Monaghan opts out

John Monaghan
John Monaghan
Fonterra director John Monaghan will not stand as a candidate in this year's Alliance Group supplier representative director election.

While consolidation of the red meat sector was required to achieve long-term profitability, with strong leadership essential, he decided against standing as he had a heavy workload in the second half of the year, he said.

Several unsuccessful attempts were previously made to get Mr Monaghan, who lives in Eketahuna, on the Alliance co-operative's board.

His nomination in its supplier director election last year was rejected; he failed to meet criteria set out in the company's constitution as his interest in Ngapara Farms, an Alliance Group shareholder, was too small.

Shareholders Mark Patterson and Mandy Bell then put forward a non-binding resolution to the company's annual meeting, asking the board to appoint him as an independent director, which was passed.

Alliance Group chairman Murray Taggart later said Mr Monaghan had withdrawn from the independent director appointment process, but Mr Monaghan maintained he had not.

Mr Monaghan said that over the past nine months, he had increased his investment in a dry stock farm and the co-operative.

He had ''a number of calls'' from Alliance Group shareholders asking if he would be standing for election. It was clear from his discussions with them there was a growing momentum for industry reform, he said.

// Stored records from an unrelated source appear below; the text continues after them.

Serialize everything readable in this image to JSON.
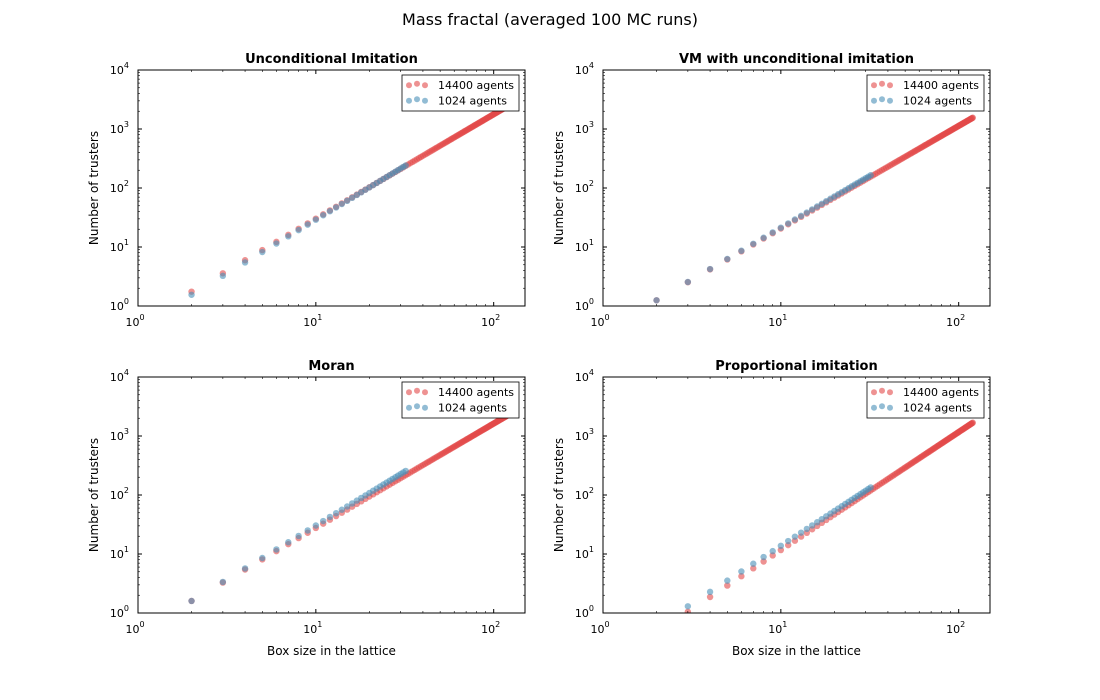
{
  "figure_title": "Mass fractal (averaged 100 MC runs)",
  "colors": {
    "series_large": "#e24a4a",
    "series_small": "#4a90b8"
  },
  "chart_data": [
    {
      "type": "scatter",
      "title": "Unconditional Imitation",
      "xlabel": "",
      "ylabel": "Number of trusters",
      "xscale": "log",
      "yscale": "log",
      "xlim": [
        1,
        150
      ],
      "ylim": [
        1,
        10000
      ],
      "xticks": [
        {
          "base": "10",
          "exp": "0",
          "value": 1
        },
        {
          "base": "10",
          "exp": "1",
          "value": 10
        },
        {
          "base": "10",
          "exp": "2",
          "value": 100
        }
      ],
      "yticks": [
        {
          "base": "10",
          "exp": "0",
          "value": 1
        },
        {
          "base": "10",
          "exp": "1",
          "value": 10
        },
        {
          "base": "10",
          "exp": "2",
          "value": 100
        },
        {
          "base": "10",
          "exp": "3",
          "value": 1000
        },
        {
          "base": "10",
          "exp": "4",
          "value": 10000
        }
      ],
      "legend": {
        "position": "top-right",
        "entries": [
          "14400 agents",
          "1024 agents"
        ]
      },
      "series": [
        {
          "name": "14400 agents",
          "x_range": [
            2,
            120
          ],
          "y_at_min": 1.75,
          "exponent": 1.77
        },
        {
          "name": "1024 agents",
          "x_range": [
            2,
            32
          ],
          "y_at_min": 1.55,
          "exponent": 1.82
        }
      ]
    },
    {
      "type": "scatter",
      "title": "VM with unconditional imitation",
      "xlabel": "",
      "ylabel": "Number of trusters",
      "xscale": "log",
      "yscale": "log",
      "xlim": [
        1,
        150
      ],
      "ylim": [
        1,
        10000
      ],
      "xticks": [
        {
          "base": "10",
          "exp": "0",
          "value": 1
        },
        {
          "base": "10",
          "exp": "1",
          "value": 10
        },
        {
          "base": "10",
          "exp": "2",
          "value": 100
        }
      ],
      "yticks": [
        {
          "base": "10",
          "exp": "0",
          "value": 1
        },
        {
          "base": "10",
          "exp": "1",
          "value": 10
        },
        {
          "base": "10",
          "exp": "2",
          "value": 100
        },
        {
          "base": "10",
          "exp": "3",
          "value": 1000
        },
        {
          "base": "10",
          "exp": "4",
          "value": 10000
        }
      ],
      "legend": {
        "position": "top-right",
        "entries": [
          "14400 agents",
          "1024 agents"
        ]
      },
      "series": [
        {
          "name": "14400 agents",
          "x_range": [
            2,
            120
          ],
          "y_at_min": 1.25,
          "exponent": 1.74
        },
        {
          "name": "1024 agents",
          "x_range": [
            2,
            32
          ],
          "y_at_min": 1.25,
          "exponent": 1.76
        }
      ]
    },
    {
      "type": "scatter",
      "title": "Moran",
      "xlabel": "Box size in the lattice",
      "ylabel": "Number of trusters",
      "xscale": "log",
      "yscale": "log",
      "xlim": [
        1,
        150
      ],
      "ylim": [
        1,
        10000
      ],
      "xticks": [
        {
          "base": "10",
          "exp": "0",
          "value": 1
        },
        {
          "base": "10",
          "exp": "1",
          "value": 10
        },
        {
          "base": "10",
          "exp": "2",
          "value": 100
        }
      ],
      "yticks": [
        {
          "base": "10",
          "exp": "0",
          "value": 1
        },
        {
          "base": "10",
          "exp": "1",
          "value": 10
        },
        {
          "base": "10",
          "exp": "2",
          "value": 100
        },
        {
          "base": "10",
          "exp": "3",
          "value": 1000
        },
        {
          "base": "10",
          "exp": "4",
          "value": 10000
        }
      ],
      "legend": {
        "position": "top-right",
        "entries": [
          "14400 agents",
          "1024 agents"
        ]
      },
      "series": [
        {
          "name": "14400 agents",
          "x_range": [
            2,
            120
          ],
          "y_at_min": 1.6,
          "exponent": 1.77
        },
        {
          "name": "1024 agents",
          "x_range": [
            2,
            32
          ],
          "y_at_min": 1.6,
          "exponent": 1.83
        }
      ]
    },
    {
      "type": "scatter",
      "title": "Proportional imitation",
      "xlabel": "Box size in the lattice",
      "ylabel": "Number of trusters",
      "xscale": "log",
      "yscale": "log",
      "xlim": [
        1,
        150
      ],
      "ylim": [
        1,
        10000
      ],
      "xticks": [
        {
          "base": "10",
          "exp": "0",
          "value": 1
        },
        {
          "base": "10",
          "exp": "1",
          "value": 10
        },
        {
          "base": "10",
          "exp": "2",
          "value": 100
        }
      ],
      "yticks": [
        {
          "base": "10",
          "exp": "0",
          "value": 1
        },
        {
          "base": "10",
          "exp": "1",
          "value": 10
        },
        {
          "base": "10",
          "exp": "2",
          "value": 100
        },
        {
          "base": "10",
          "exp": "3",
          "value": 1000
        },
        {
          "base": "10",
          "exp": "4",
          "value": 10000
        }
      ],
      "legend": {
        "position": "top-right",
        "entries": [
          "14400 agents",
          "1024 agents"
        ]
      },
      "series": [
        {
          "name": "14400 agents",
          "x_range": [
            3,
            120
          ],
          "y_at_min": 1.05,
          "exponent": 2.0
        },
        {
          "name": "1024 agents",
          "x_range": [
            3,
            32
          ],
          "y_at_min": 1.3,
          "exponent": 1.96
        }
      ]
    }
  ]
}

While the sector had a ''fine heritage'', it needed to adapt to reap the benefits of global markets.

''The crazy procurement practices, over-capacity and lack of marketing leverage that are eroding our position need to be dealt with.''

Mr Monaghan, a former chairman of the Fonterra Shareholders Council, said the long-term outlook for dairying remained strong.

By having scale, vertical integration and a focus on working together, the New Zealand dairy industry was well positioned to match customer needs with manufacturing capacity and a quality milk supply.

The red meat sector needed to set itself up to do the same if New Zealand was to capture the additional $0.5-$1.3 trillion in agricultural exports by 2050 that were ''there for the taking''.